Figurative language, particularly metaphors, is used throughout the text to describe how Louise is feeling. Figurative language allows authors to communicate truths or emotions that are not as easily expressed in literal terms. For example, Louise feels like her soul is in “some rootless flight” and that her hunger-induced ill temper is a demon taking possession of her soul (166). Additionally, she feels she is becoming a citizen of a new country when her mother treats her differently as a thin woman. Similes—comparisons that use “like” or “as”—also describe Louise’s emotions, such as when she feels “as if she were trying to tell a foreign lover about the United States” while talking to Richard about how she used to be fat (169). Notably, these examples of figurative language center around Louise’s emotions while she is trying to be someone she is not, hinting that she must grasp for metaphors to describe a fundamentally alien state of existence.

Dialogue Without Quotation Marks

Quotation marks are typically used to indicate dialogue, and they do so throughout much of “The Fat Girl.” However, when Louise’s mother speaks, Dubus generally does not use quotation marks. The dialogue instead flows into the rest of the text: “It started when Louise was nine. You must start watching what you eat, her mother would say. I can see you have my metabolism. Louise also had her mother’s pale blond hair” (158). Omitting the quotation marks suggests the degree to which Louise internalizes her mother’s words; they seem more a part of Louise’s internal thoughts than other people’s words are.

Imagery

Dubus uses imagery, or description using the five senses, to bring the text to life for the reader and to intimately describe what Louise is perceiving and feeling. When Louise is at college, the narrator describes parts of her body she likes and dislikes, saying, “Most of all she liked her long pale blond hair, she liked washing and drying it and lying naked on her bed, smelling of shampoo, and feeling the soft hair at her neck and shoulders and back” (161). This allows the reader to experience Louise’s world through her senses, but it also allows the author to create layers of meaning that harken back to earlier parts of the text. Louise inherited her blond hair from her mother, so when she takes pleasure in feeling her own hair, she may be lamenting the physical affection that she rarely received from her mother. Imagery allows Dubus to communicate this emotion without stating it outright.

Tense Switching

The narrator tells most of the story in past tense, but there are a few tense switches in the last couple pages of the story. First, the narrator switches abruptly to present tense to describe a particular fight of Richard’s: “He is angry now. He stands in the center of the living room, raging at her, and he wakes the baby” (171). Present tense is more immediate than past tense, and this sudden switch to present tense heightens the effect, calling extra attention to the scene.

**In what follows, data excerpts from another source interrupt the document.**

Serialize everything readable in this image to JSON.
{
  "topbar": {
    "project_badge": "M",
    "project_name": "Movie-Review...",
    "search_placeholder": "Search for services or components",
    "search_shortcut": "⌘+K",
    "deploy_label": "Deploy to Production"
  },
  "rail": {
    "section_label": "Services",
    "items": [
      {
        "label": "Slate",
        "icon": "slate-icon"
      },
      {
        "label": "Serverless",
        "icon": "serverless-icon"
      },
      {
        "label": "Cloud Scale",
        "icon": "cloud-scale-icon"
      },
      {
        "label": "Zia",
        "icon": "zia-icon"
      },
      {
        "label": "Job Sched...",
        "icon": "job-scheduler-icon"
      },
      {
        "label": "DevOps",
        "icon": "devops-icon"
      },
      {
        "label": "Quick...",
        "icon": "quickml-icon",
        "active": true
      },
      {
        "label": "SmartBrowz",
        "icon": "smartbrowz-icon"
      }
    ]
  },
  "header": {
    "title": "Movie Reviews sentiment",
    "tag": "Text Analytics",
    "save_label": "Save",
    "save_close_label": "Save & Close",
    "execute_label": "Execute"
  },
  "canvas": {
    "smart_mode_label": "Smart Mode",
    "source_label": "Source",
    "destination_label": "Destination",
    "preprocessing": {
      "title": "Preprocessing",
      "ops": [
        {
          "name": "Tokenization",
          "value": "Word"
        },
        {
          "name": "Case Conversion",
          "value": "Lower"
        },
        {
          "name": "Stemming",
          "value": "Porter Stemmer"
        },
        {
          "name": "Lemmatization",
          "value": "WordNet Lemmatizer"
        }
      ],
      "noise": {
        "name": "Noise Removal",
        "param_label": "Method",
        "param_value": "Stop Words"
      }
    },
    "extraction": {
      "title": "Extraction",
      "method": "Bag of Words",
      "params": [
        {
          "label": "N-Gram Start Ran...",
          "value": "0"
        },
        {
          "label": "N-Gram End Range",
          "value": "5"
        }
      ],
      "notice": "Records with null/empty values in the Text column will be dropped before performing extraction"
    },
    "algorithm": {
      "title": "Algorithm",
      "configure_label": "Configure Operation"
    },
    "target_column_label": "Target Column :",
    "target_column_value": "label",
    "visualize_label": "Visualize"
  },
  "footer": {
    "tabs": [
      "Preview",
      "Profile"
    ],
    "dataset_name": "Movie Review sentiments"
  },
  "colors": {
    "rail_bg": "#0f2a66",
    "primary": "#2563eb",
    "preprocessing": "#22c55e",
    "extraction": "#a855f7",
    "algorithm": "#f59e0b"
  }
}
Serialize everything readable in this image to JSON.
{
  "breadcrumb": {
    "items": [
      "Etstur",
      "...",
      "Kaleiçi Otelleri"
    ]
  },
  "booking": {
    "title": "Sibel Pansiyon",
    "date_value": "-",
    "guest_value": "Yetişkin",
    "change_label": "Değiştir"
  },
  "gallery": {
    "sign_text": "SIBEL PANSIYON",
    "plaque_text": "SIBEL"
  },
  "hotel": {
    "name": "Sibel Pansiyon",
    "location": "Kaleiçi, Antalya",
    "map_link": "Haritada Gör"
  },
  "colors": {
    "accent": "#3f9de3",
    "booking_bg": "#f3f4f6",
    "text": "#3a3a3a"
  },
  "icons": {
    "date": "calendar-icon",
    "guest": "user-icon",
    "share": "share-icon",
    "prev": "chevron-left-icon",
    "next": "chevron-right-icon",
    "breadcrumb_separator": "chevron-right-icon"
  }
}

The text then switches briefly to future tense as Louise fantasizes about putting the child back to bed, eating a candy bar, and divorcing Richard: “When she puts the boy to bed she will get a candy bar from her room. She will eat it here, in front of Richard. This room will be hers soon” (172). This is the only time she thinks so intently about the future, suggesting that she finally knows who she is and what she wants.